Она божественно прекрасна, ведьма чёртова. Волосы её белоснежные, разметавшиеся на чёрном шёлке, выглядят ещё волшебнее, пока она лежит подо мной в одном брильянтовом колье. Такая горячая, жаждущая жёсткого траха, с закрытым ртом и с широко расставленными ножками.
Растяжка у девчонки, что надо, а весь её откровенный вид – с ума можно сойти даже без «очарования», пылающего огнём под кожей.
Что я и делаю, когда опускаю взгляд ниже и начинаю наблюдать, как член двигается по нежным складочкам, задевая головкой все чувствительные точки. Стискиваю зубы, шумно выдыхаю, стараясь не кончить прямо сейчас от одного этого до одури сладкого зрелища.
– Теперь моя очередь устраивать опрос. Нравится, Лина? Хочешь, чтобы я тебя трахнул? Хочешь взять мой член в рот? Хочешь, чтобы я в тебя кончил? – через несколько минут адовых пыток над дикаркой повторяю её вопросы дразнящим, низким полушёпотом.
И наконец освобождаю её губы, с которых сразу же слетает протяжный стон. Он отдаётся вибрирующим эхом во всех возбуждённых клетках моего тела.

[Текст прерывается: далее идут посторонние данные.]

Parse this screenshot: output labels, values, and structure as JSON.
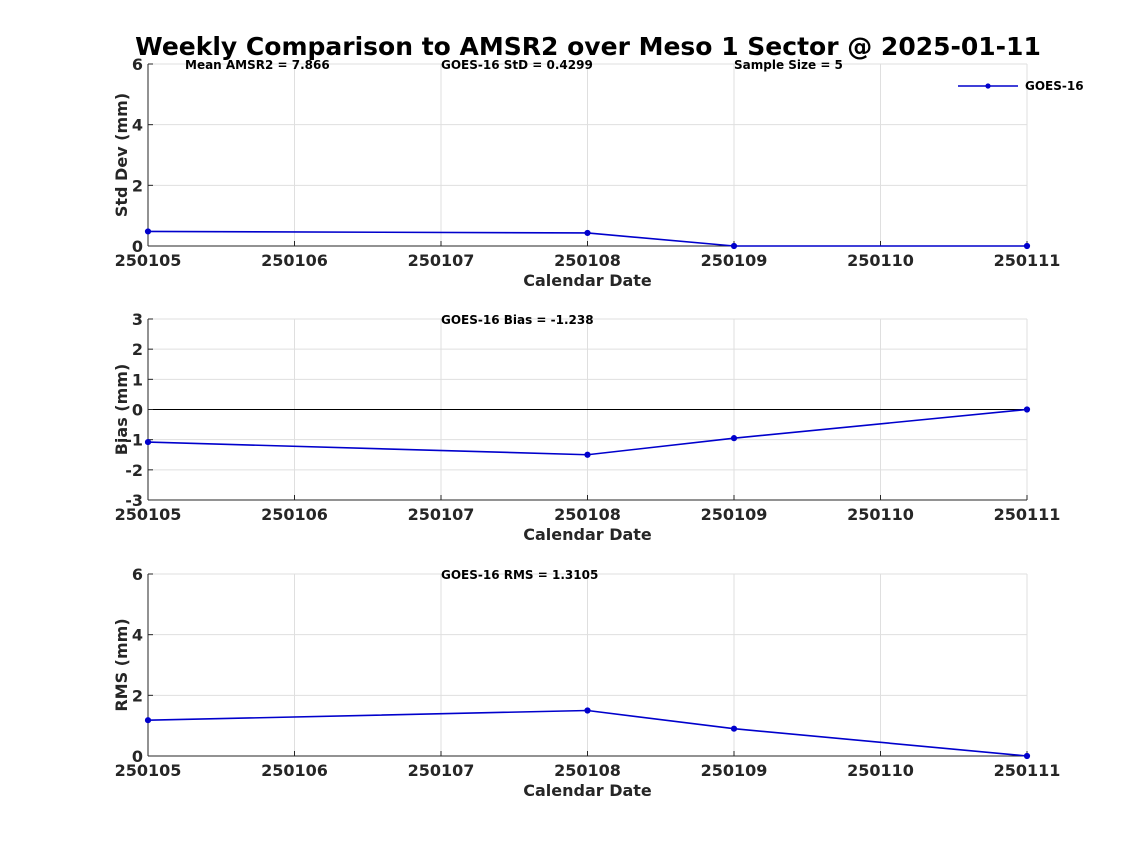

– Хочешь, пута лживая. Конечно, хочешь. Тогда почему опять выделываешься? Даёшь обещания доставить мне удовольствие, а не выполняешь. Кто же так делает, Лина? Пока я совсем не доволен твоим поведением, – В наказание ударяю головкой по её клитору, кружа пальцем по напряжённому соску.
– Перестань! Хватит! – кричит она, жалобно глядя на меня поплывшими от возбуждения глазами.
В расширенных зрачках вовсю плещется тёмная бездна. В неё нестерпимо хочется нырнуть и, достигнув дна, там навсегда и остаться. Но нет! Нет! Не будет этого!
Она не особенная. Она ничего для меня не значит.
Я налетаю на тонкую кожу её шеи с хищными укусами, держась за эти убеждения, как за спасательный плот, чтобы не позволить бунтующей неженке внутри меня вновь встать у штурвала и дать дикарке то, что ей так сильно необходимо.
– Адам, пожалуйста, я больше не могу… не надо… я вся горю… мне нужно кончить, – даже её слабый голосок возле моего уха с впившимися ногтями в кожу спины не заставят меня передумать и проявить милосердие.
– Хочешь кончить? Я тоже, блять, хочу… с первой минуты, как тебя увидел. Прикинь, как мне хреново? – ладонью грубо сжимаю её грудь. Лина вновь жалостливо стонет. – Представляешь, как долго я уже горю, пока ты мне мозг выносишь? – а теперь вместе с ней стон испускаю и я, наблюдая, как она инстинктивно приподнимает бёдра, желая усилить ощущения, получить от меня больше. – Если твои выкрутасы в постели действовали на твоих предыдущих мужиков, то со мной за подобное будешь вкушать весь спектр мучений, стерва проклятая.
А вот от этих своих слов меня даже в сторону ведёт от взрывающейся бомбы гнева.
Убью всех, с кем она то же вытворяла! Уничтожу! С лица земли сотру! Моя сука, только моя, которую хочу опустить на колени, в глаза синие, блядские смотреть, пока до гланд вдалбливаться с остервенением буду, затыкать её, чтобы задыхалась, за волосы дёргать, белокурые пряди клочьями вырывая. Не будет ей пощады, блять! Не будет! Ненавижу её. Накажу за то, что делала с другими и сейчас вытворяет со мной, схватывая в хитрые женские сети моё тело и сознание.
– Адам… пожалуйста… не так, только не так, – её невнятное, умоляющее бормотание слегка рассеивает вспышку моей ядерной злости.
Я неслабо охреневаю, обнаруживая дикарку на полу, стоящую передо мной на коленях. И судя по тому, что моя рука крепко удерживает её за волосы, предполагаю, что спрыгнула она туда вовсе не по своей инициативе.
Жесть, меня опять перекрыло!
Но мне по хер! По хер! Так должно быть всегда. Я должен смотреть на неё свысока, а она – ублажать меня с предельной самоотдачей. Всегда. Везде. Без исключений.
– Как так? Что ты опять прикидываешься? Тебе же самой это нравится, – констатирую очевидное я, проводя головкой по её покусанным губам. Они тут же приоткрываются, выпуская язычок наружу.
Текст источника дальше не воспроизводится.